The optimization algorithm recommended adding approximately 4.2 cu m of water and 1.8 cu m of brine, which would give a yield point of 10.0 lb/100 sq ft. This turned out to be an accurate prediction of the resulting yield point, within a 0.5% deviation of the resulting observed value. However, the pressure was a bit off, with a maximum measured BHP at 52.9 bars.

After investigating the measurements before and after, it became clear that the optimization algorithm had not been properly calibrated to the measurements. New estimates with the correct calibration factors indicate that the BHP would have been much closer to the target value if the model had been calibrated correctly.


The pilot test was determined to be successful after evaluation. The different components worked well together, and the measured results were largely as expected. There were some erroneous predictions, but they could be reasonably explained.

Challenges that were observed include fluctuations in measurements due to mud heterogeneities, which sometimes made it challenging to determine representative values of different fluid properties. It was evident that it took time to homogenize the mud after starting the mixing process, for example. This was due to a simplified mixing concept and can easily be overcome with available mixing technology. A lesson learned was that it is quite different to work with continuous trends of fluid properties rather than with discrete measurements taken a few times a day, and this needs to be incorporated in the related work processes.

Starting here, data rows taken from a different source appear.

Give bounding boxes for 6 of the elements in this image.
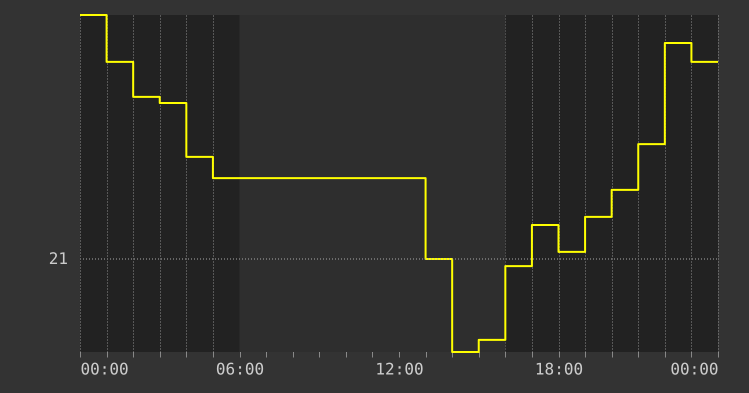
x-tick-label: 12:00: [375, 360, 424, 378]
x-tick-label: 18:00: [534, 360, 584, 378]
x-tick-label: 06:00: [216, 360, 264, 378]
x-tick-label: 00:00: [670, 360, 718, 378]
x-tick-label: 00:00: [80, 360, 129, 378]
text: 21: [48, 248, 68, 268]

Having real-time access to fluid properties opens new possibilities in mud management, especially when it comes to automation, but also in creating better understanding of how the fluid works and how it changes throughout the drilling operation. Potentially having the full history of the fluid available digitally enables the use of data-driven methods for optimizing mud handling and ultimately improving the drilling operations. This also allows for more transparency around mud mixing and paves the way for new business models.


A successful pilot test of a concept comprising the use of advanced real-time mud monitoring, automatic mixing and downhole predictive models has been performed, demonstrating that a step-change toward automation and digitalization in mud management is possible. By refining the concept further and incorporating new technology in the work processes on the rig, this could significantly improve drilling efficiency. DC

This article is based on an presentation at the 2019 IADC Advanced Rig Technology Conference & Exhibition, 22-23 October, Amsterdam.